Ama ne ödül! Küçücük Kıbrıs'ı daha da silahlandırarak, hem Türkiye'nin hem de Rusya'nın önüne yem olarak atıyorlar!

Kıbrıs'a hem silah satacaklar, hem ordusunu eğitecekler! Bunun mutlaka bir bedeli olmalı Kıbrıs için... Amaç belli: Kıbrıs'ın güneyini yem olarak büyük güçlerin karşısına sürmek... Özellikle de Rusya ile geleneksel olarak iyi ilişkiler içinde bulunan Kıbrıs'ın arasını açmak!

Güney'in silahlanması,
Kuzey Kıbrıs'ta Türkiye'ye karşı bir hareket olarak algılandı. Ben o kanaatte değilim... Türkiye yakında Yunanistan'la olduğu gibi Kıbrıs'la da NATO içinde müttefik olursa şaşmayın. Nasıl olsa Kıbrıs'ın ordusu da tüm NATO kuvvetleri gibi ABD tarafından eğitilecek. ABD bu konuda resmi açıklama bile yaptı.

Diyeceksiniz ki Kıbrıs'ın eti ne budu ne ki ABD Rusya'ya karşı Kıbrıs'ı silahlandırsın?

Haklısınız... Ama şunu gözden kaçırmamalıyız.

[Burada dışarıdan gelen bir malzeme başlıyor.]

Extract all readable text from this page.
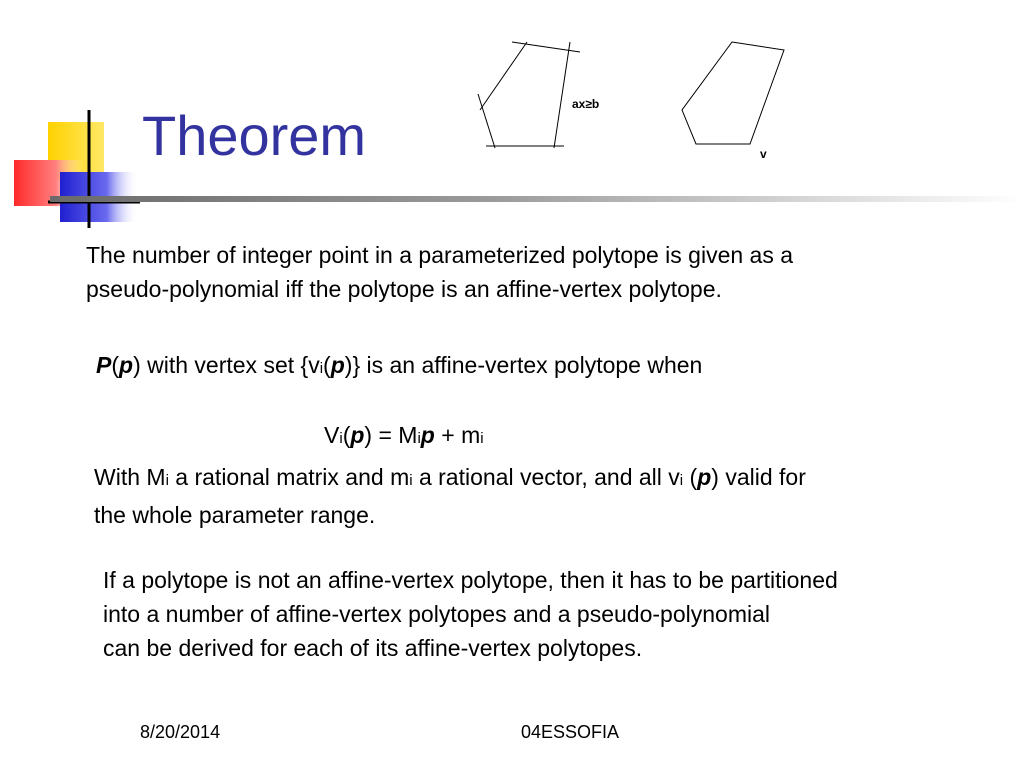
Theorem	ax≥b
v
The number of integer point in a parameterized polytope is given as a
pseudo-polynomial iff the polytope is an affine-vertex polytope.
P(p) with vertex set {vi(p)} is an affine-vertex polytope when
Vi(p) = Mip + mi
With Mi a rational matrix and mi a rational vector, and all vi (p) valid for
the whole parameter range.
If a polytope is not an affine-vertex polytope, then it has to be partitioned
into a number of affine-vertex polytopes and a pseudo-polynomial
can be derived for each of its affine-vertex polytopes.
8/20/2014	04ESSOFIA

Savaş sanayii, emperyalist süper karların en önemli ana kaynaklarından biridir... Savaşın kendisi de, emperyalist burjuvazinin iktidarını ve sınıfsal olarak varlığını koruyup sürdürebilmesinin temel yöntemi haline gelmiştir. Muhtemel işçi devrimlerinden korkan emperyalist burjuvazi, işçi sınıfını baskı altında tutmak ve sınıf mücadelesinden koparmak için, savaş çıkarmaktan başka çare düşünemiyor... Hem de sonuçlarının ne olacağını bile kestiremeyecegi maceraları göze alarak savaşlar çıkarıyor. İşte bunun son örneği de Ukrayna ile Rusya arasındaki savaştır!

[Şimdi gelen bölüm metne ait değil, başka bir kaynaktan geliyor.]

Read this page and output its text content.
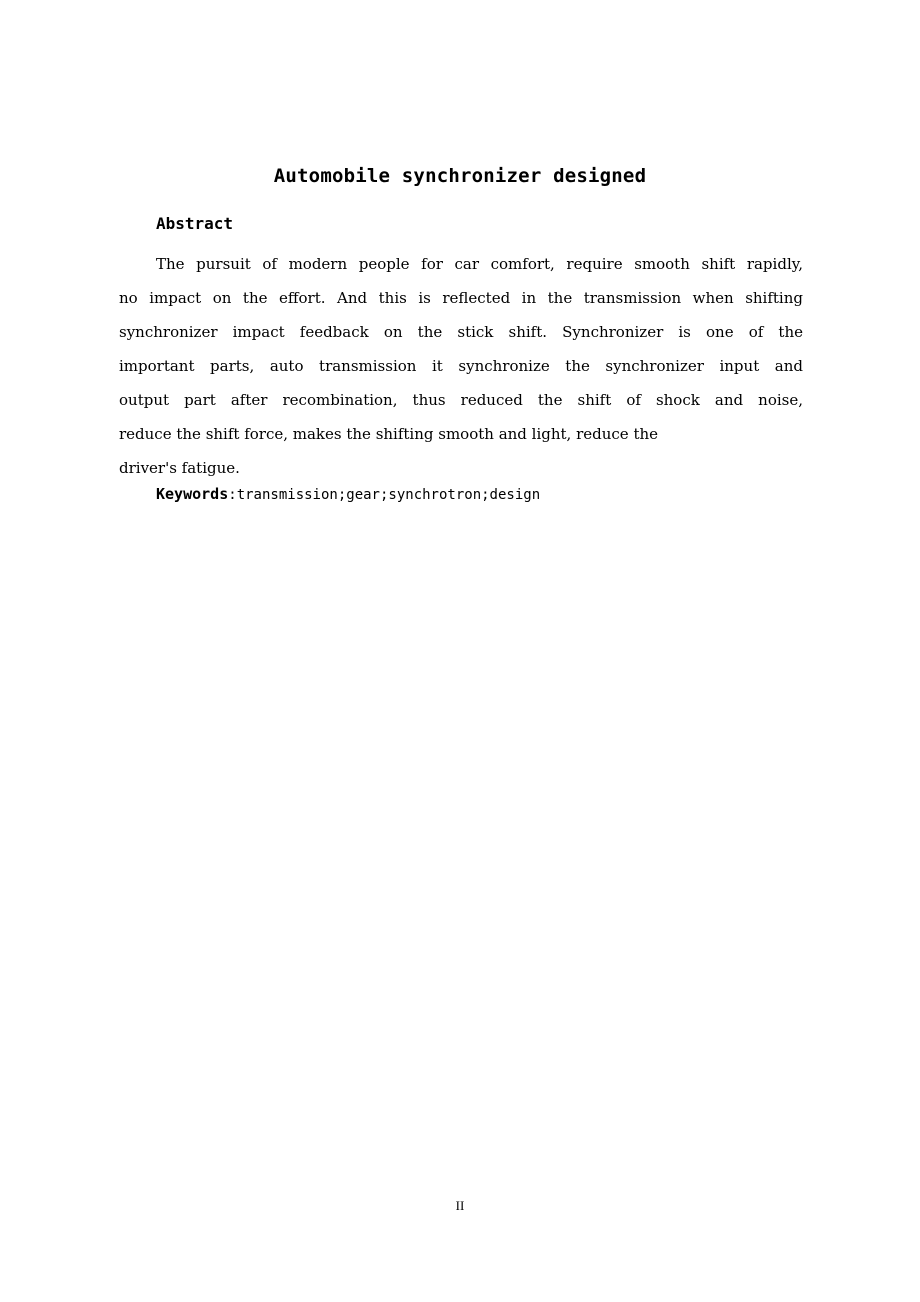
Automobile synchronizer designed
Abstract

The pursuit of modern people for car comfort, require smooth shift rapidly,
no impact on the effort. And this is reflected in the transmission when shifting
synchronizer impact feedback on the stick shift. Synchronizer is one of the
important parts, auto transmission it synchronize the synchronizer input and
output part after recombination, thus reduced the shift of shock and noise,
reduce the shift force, makes the shifting smooth and light, reduce the
driver's fatigue.

Keywords:transmission;gear;synchrotron;design

II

Yakın gelecekte dünyamız daha bir çok savaşlara gebedir... Savaş potansiyeli şimdilik NATO bloğu ile Çin-Rusya bloğu arasında gibi görünse de, NATO ülkelerinin kendi içlerinde bile savaşlar mümkündür. Çünkü emperyalist kapitalist düzenin varlığını sürdürmek için başka çaresi kalmamıştır!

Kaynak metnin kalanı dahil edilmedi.